After finding nothing in his home, the police begin patting him down. J.F. is confused as to why they would pat down a flimsy pair of underwear. He asks with a confused tone-of-voice, “What the hell is going on?” and then one of the male officers asks, “Where are the weapons and drugs? Do you have any on you? Knives – needles?” “Dude – I am in my fucking underwear; what do you think? Now, what the hell are you people doing here?” The officers ignore him.

J.F. is distraught and distressed by the rude awakening and still very drunk. After they finished searching his place, they shut his door. 

J.F. asks, “Now, can you please tell me what you are doing?”, and one of the male officers responds, “We received a call that you are drunk and planning to commit suicide.” J.F. laughs and says, “Well, that is ridiculous; I was sleeping officer as you can clearly see.” “Have you been drinking this evening?” “Yes, I had some drinks earlier, and then I went to bed.” The moment J.F. said he had drinks, the officers began hauling him down the hall. They would no longer speak to him other they are placing him in protective custody for his own safety. 

“Excuse me. You cannot just handcuff me, enter my home, and then lock me up; I have rights.” The female officer then says, “If someone says you are suicidal, and you have had a drink, you have no rights.” “Wait a second. So, if I have a drink and someone calls the police and tells them they think I am suicidal regardless of whether I am or not, you can do this?” “That is correct. The law in Wisconsin states verbatim: ‘Whether or not the individual is suicidal—that is, if someone claims the person in question is suicidal, and said person has alcohol in their system, we are then required to detain them until the alcohol leaves their system. They must also receive a psychiatric evaluation at their expense.” 

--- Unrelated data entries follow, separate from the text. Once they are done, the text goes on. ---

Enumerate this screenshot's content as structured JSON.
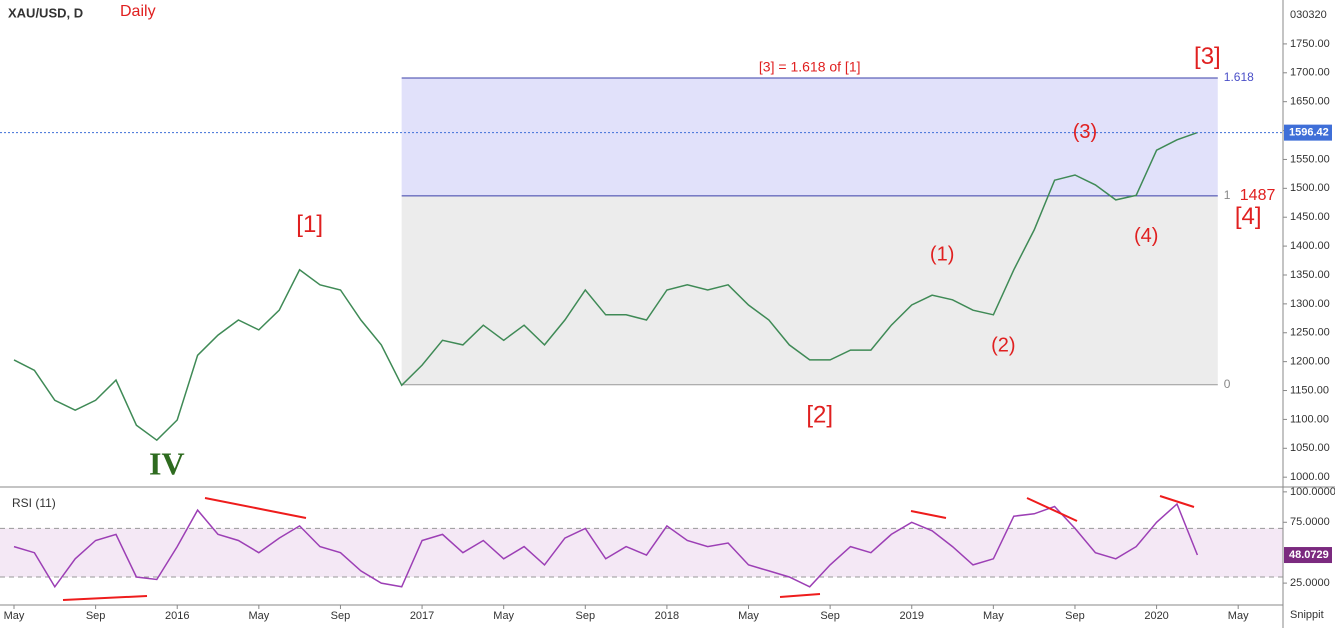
{
  "chart_data": [
    {
      "type": "line",
      "title": "XAU/USD, D",
      "subtitle": "Daily",
      "corner_text": "030320",
      "x": [
        "2015-05",
        "2015-06",
        "2015-07",
        "2015-08",
        "2015-09",
        "2015-10",
        "2015-11",
        "2015-12",
        "2016-01",
        "2016-02",
        "2016-03",
        "2016-04",
        "2016-05",
        "2016-06",
        "2016-07",
        "2016-08",
        "2016-09",
        "2016-10",
        "2016-11",
        "2016-12",
        "2017-01",
        "2017-02",
        "2017-03",
        "2017-04",
        "2017-05",
        "2017-06",
        "2017-07",
        "2017-08",
        "2017-09",
        "2017-10",
        "2017-11",
        "2017-12",
        "2018-01",
        "2018-02",
        "2018-03",
        "2018-04",
        "2018-05",
        "2018-06",
        "2018-07",
        "2018-08",
        "2018-09",
        "2018-10",
        "2018-11",
        "2018-12",
        "2019-01",
        "2019-02",
        "2019-03",
        "2019-04",
        "2019-05",
        "2019-06",
        "2019-07",
        "2019-08",
        "2019-09",
        "2019-10",
        "2019-11",
        "2019-12",
        "2020-01",
        "2020-02",
        "2020-03"
      ],
      "xlim": [
        "2015-05",
        "2020-07"
      ],
      "xticks": [
        {
          "value": "2015-05",
          "label": "May"
        },
        {
          "value": "2015-09",
          "label": "Sep"
        },
        {
          "value": "2016-01",
          "label": "2016"
        },
        {
          "value": "2016-05",
          "label": "May"
        },
        {
          "value": "2016-09",
          "label": "Sep"
        },
        {
          "value": "2017-01",
          "label": "2017"
        },
        {
          "value": "2017-05",
          "label": "May"
        },
        {
          "value": "2017-09",
          "label": "Sep"
        },
        {
          "value": "2018-01",
          "label": "2018"
        },
        {
          "value": "2018-05",
          "label": "May"
        },
        {
          "value": "2018-09",
          "label": "Sep"
        },
        {
          "value": "2019-01",
          "label": "2019"
        },
        {
          "value": "2019-05",
          "label": "May"
        },
        {
          "value": "2019-09",
          "label": "Sep"
        },
        {
          "value": "2020-01",
          "label": "2020"
        },
        {
          "value": "2020-05",
          "label": "May"
        }
      ],
      "ylim": [
        983,
        1826
      ],
      "yticks": [
        {
          "value": 1000,
          "label": "1000.00"
        },
        {
          "value": 1050,
          "label": "1050.00"
        },
        {
          "value": 1100,
          "label": "1100.00"
        },
        {
          "value": 1150,
          "label": "1150.00"
        },
        {
          "value": 1200,
          "label": "1200.00"
        },
        {
          "value": 1250,
          "label": "1250.00"
        },
        {
          "value": 1300,
          "label": "1300.00"
        },
        {
          "value": 1350,
          "label": "1350.00"
        },
        {
          "value": 1400,
          "label": "1400.00"
        },
        {
          "value": 1450,
          "label": "1450.00"
        },
        {
          "value": 1500,
          "label": "1500.00"
        },
        {
          "value": 1550,
          "label": "1550.00"
        },
        {
          "value": 1600,
          "label": "1600.00"
        },
        {
          "value": 1650,
          "label": "1650.00"
        },
        {
          "value": 1700,
          "label": "1700.00"
        },
        {
          "value": 1750,
          "label": "1750.00"
        }
      ],
      "series": [
        {
          "color": "#3f8a56",
          "values": [
            1203,
            1185,
            1133,
            1116,
            1133,
            1168,
            1090,
            1064,
            1099,
            1211,
            1246,
            1272,
            1255,
            1289,
            1359,
            1333,
            1324,
            1272,
            1229,
            1159,
            1194,
            1237,
            1229,
            1263,
            1237,
            1263,
            1229,
            1272,
            1324,
            1281,
            1281,
            1272,
            1324,
            1333,
            1324,
            1333,
            1298,
            1272,
            1229,
            1203,
            1203,
            1220,
            1220,
            1263,
            1298,
            1315,
            1307,
            1289,
            1281,
            1359,
            1428,
            1514,
            1523,
            1506,
            1480,
            1488,
            1566,
            1584,
            1596.42
          ]
        }
      ],
      "last_price_color": "#3f6fd8",
      "fib": {
        "title": "[3] = 1.618 of [1]",
        "start": "2016-12",
        "end": "2020-04",
        "levels": [
          {
            "ratio": 0,
            "price": 1160
          },
          {
            "ratio": 1,
            "price": 1487
          },
          {
            "ratio": 1.618,
            "price": 1691
          }
        ]
      },
      "annotations": [
        {
          "text": "IV",
          "x": "2015-12",
          "y": 1017,
          "color": "#2e6b1f"
        },
        {
          "text": "[1]",
          "x": "2016-07",
          "y": 1435,
          "color": "#e02020"
        },
        {
          "text": "[2]",
          "x": "2018-08",
          "y": 1106,
          "color": "#e02020"
        },
        {
          "text": "[3]",
          "x": "2020-03",
          "y": 1726,
          "color": "#e02020"
        },
        {
          "text": "[4]",
          "x": "2020-05",
          "y": 1449,
          "color": "#e02020"
        },
        {
          "text": "(1)",
          "x": "2019-02",
          "y": 1384,
          "color": "#e02020"
        },
        {
          "text": "(2)",
          "x": "2019-05",
          "y": 1227,
          "color": "#e02020"
        },
        {
          "text": "(3)",
          "x": "2019-09",
          "y": 1596,
          "color": "#e02020"
        },
        {
          "text": "(4)",
          "x": "2019-12",
          "y": 1416,
          "color": "#e02020"
        }
      ]
    },
    {
      "type": "line",
      "title": "RSI (11)",
      "footer": "Snippit",
      "ylim": [
        7,
        104
      ],
      "yticks": [
        {
          "value": 25,
          "label": "25.0000"
        },
        {
          "value": 75,
          "label": "75.0000"
        },
        {
          "value": 100,
          "label": "100.0000"
        }
      ],
      "bands": [
        30,
        70
      ],
      "series": [
        {
          "color": "#9c3fb5",
          "values": [
            55,
            50,
            22,
            45,
            60,
            65,
            30,
            28,
            55,
            85,
            65,
            60,
            50,
            62,
            72,
            55,
            50,
            35,
            25,
            22,
            60,
            65,
            50,
            60,
            45,
            55,
            40,
            62,
            70,
            45,
            55,
            48,
            72,
            60,
            55,
            58,
            40,
            35,
            30,
            22,
            40,
            55,
            50,
            65,
            75,
            68,
            55,
            40,
            45,
            80,
            82,
            88,
            70,
            50,
            45,
            55,
            75,
            90,
            48.0729
          ]
        }
      ]
    }
  ]
}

J.F. responds, “That is the most fucked up shit I have ever heard. This sounds like a lawsuit to me.”, and then doesn’t say another word. Being the accepting and relaxed guy J.F. is, he didn’t fight and just went with the police officers. He figures at least he can get some sleep away from the pounding for the night. 

J.F. is escorted half-naked through the lobby right past JIM. While being hauled off, he looks and examines the female officer and tells her she has a nice body, and asks, “Didn’t I see you on Tinder?” She instantly blushes and turns her head away. The two male officers give each other an odd look implying, “I wonder if she is looking to hook up? Maybe after we drop this guy off, we could use his cuffs and tag team her.” 

J.F. can see the power control hungry spirit within the two males. He can also tell that the female officer knows there is something wrong with what they are doing. He just goes along with them, knowing that fighting with an officer is not smart, and his best bet for a safe return home is to just go along with whatever they plan. 

After forcefully escorting J.F. through the lobby, the officers open the doors to the vestibule and push him outside, landing his bare feet in the untouched snow.